I guess for me, I take for granted all of the intricacies of this beautiful state and I have never been gone long enough to miss all that is going on the way she had. But as a sat drinking my coffee and listening to the song and the soft rain, I thought about all of the things that were going on right now that I had witnessed in just the last twelve hours. Last night we had gone for a boat ride just as the sun was setting on another perfect day. We slowed to watch the loons showing off their new little one, perched on it’s mothers back. I knew when its was born the other day because I heard them celebrating that morning, somewhere out on the lake. We watched a nervous doe down by the river drinking from the lake, her eyes watching us intently and her bushy white tail flicking in the shadows, her spotted fawn hiding behind her, peeking between her legs. Back home, over my back door, tucked back in some old antlers, is a swallow’s nest. I saw all of the little beaks pointing skyward the other morning and I have watched the mother coming and going on her food runs. The humming birds put on their little air show everyday, darting in and out of the feeders as they drink. Yes there is something going on everywhere you look.

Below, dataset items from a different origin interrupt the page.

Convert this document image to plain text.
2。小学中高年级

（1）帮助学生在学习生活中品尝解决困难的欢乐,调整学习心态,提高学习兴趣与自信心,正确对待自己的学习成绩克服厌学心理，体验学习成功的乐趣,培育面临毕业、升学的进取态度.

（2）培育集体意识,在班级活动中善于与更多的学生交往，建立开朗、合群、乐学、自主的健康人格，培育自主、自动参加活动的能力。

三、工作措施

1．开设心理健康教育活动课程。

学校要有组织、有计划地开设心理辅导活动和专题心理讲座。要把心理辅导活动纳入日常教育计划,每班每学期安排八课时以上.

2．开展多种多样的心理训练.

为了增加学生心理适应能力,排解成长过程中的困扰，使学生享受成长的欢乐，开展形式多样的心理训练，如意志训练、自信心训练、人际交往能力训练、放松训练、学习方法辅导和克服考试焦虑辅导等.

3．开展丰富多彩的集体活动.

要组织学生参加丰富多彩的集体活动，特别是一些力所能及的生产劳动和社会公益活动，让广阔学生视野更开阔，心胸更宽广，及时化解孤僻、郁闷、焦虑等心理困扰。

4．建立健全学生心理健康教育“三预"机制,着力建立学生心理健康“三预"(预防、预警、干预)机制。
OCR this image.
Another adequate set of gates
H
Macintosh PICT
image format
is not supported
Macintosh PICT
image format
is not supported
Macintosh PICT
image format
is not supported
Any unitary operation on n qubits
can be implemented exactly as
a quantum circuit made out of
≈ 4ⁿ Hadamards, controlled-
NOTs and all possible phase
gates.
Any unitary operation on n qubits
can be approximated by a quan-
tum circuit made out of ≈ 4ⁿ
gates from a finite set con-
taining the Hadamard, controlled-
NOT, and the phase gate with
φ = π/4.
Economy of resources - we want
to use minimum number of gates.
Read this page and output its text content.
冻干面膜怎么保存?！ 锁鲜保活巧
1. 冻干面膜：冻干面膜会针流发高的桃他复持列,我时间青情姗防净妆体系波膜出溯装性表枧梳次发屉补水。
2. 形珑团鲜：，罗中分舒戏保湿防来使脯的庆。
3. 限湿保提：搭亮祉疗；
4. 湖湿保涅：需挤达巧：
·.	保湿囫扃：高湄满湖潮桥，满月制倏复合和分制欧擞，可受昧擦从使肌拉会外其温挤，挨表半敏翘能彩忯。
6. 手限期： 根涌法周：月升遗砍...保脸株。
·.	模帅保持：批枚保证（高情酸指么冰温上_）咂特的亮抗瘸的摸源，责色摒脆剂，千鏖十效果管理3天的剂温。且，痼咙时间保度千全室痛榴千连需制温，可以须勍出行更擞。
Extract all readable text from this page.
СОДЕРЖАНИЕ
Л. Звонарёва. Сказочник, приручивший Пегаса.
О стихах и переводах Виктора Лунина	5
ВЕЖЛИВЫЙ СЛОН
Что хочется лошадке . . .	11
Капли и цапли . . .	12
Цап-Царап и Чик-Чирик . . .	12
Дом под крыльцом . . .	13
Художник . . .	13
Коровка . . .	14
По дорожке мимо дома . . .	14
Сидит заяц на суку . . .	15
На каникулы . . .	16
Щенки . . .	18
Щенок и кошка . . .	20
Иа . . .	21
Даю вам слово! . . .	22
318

But its not just about the animals and birds, its about the vibrant green world summer brings us with grass and trees and flowers blooming everywhere. It’s about the lakes with their clean clear waters, and bass surfacing down by the dock to take a water bug and leaving a ring of ripples to show us where they surfaced. It’s having to drive carefully, while watching for the turtles laying eggs in the driveway. Sitting on the deck in the evening and watching spectacular sunsets across the lake and the mirrored image of the opposite shoreline, in the still waters of our little golden pond. Sometimes at night you need to just close your eyes and listen to the frogs croaking in the swamp and the waves lapping softly on the shoreline. The birds are singing another Minnesota day away and then you know your living in one of nature’s showplaces and you feel like the luckiest guy on the face of the earth. “And I haven’t seen a day like this, since I went away. Minnesota I am here and I’m going to stay.”